What sort of analytical methods/concepts should I be considering and which metrics are the most meaningful/useful for my purposes?
Edit for details: Each time a member goes to a provider we get an itemized invoice that bills any number of procedure codes; the data we are looking at is the aggregate of all those invoices over the 12 month period that precedes our query. For the most part the billed amount for a given procedure code will be the same with the exception of errors in claims processing.
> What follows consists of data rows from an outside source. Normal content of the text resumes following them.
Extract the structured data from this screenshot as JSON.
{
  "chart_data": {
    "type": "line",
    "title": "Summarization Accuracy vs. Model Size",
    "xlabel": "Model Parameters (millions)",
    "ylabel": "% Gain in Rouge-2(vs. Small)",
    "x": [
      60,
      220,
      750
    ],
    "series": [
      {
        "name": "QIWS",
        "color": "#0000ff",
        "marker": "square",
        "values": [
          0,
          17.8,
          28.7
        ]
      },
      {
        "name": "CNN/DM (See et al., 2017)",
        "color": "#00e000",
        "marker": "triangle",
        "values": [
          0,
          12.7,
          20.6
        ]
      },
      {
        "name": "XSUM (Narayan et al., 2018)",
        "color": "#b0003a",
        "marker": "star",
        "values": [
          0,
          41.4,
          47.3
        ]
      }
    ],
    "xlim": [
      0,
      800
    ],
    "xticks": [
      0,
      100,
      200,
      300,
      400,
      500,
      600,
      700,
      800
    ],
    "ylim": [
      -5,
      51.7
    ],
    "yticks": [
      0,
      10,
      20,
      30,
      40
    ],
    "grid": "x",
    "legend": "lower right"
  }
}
This feature of the data should make it easy to spot when changes in price occur since if code c0120 has been being billed at 294.00 over a 9 month period then jumps to 311.00 for the last 3 months of our analysis it tells us that a 6% price increase occurred. This feature of the data also means that once we eliminate any strange deviations from the mode which are likely explained by human error in claims processing, nearly any sustaining change should be viewed as a price change.
As you can imagine, the amount of data we have depends on the kind of facility (i.e. is it a Hospital with 50,000,000 in billed charges or a Mom & Pop shop with 1,500,000 in billed charges), but for the most part the contracts we're interested in looking at closely are going to be ones where the procedure codes will show up hundreds if not thousands of times in a given 12 month period.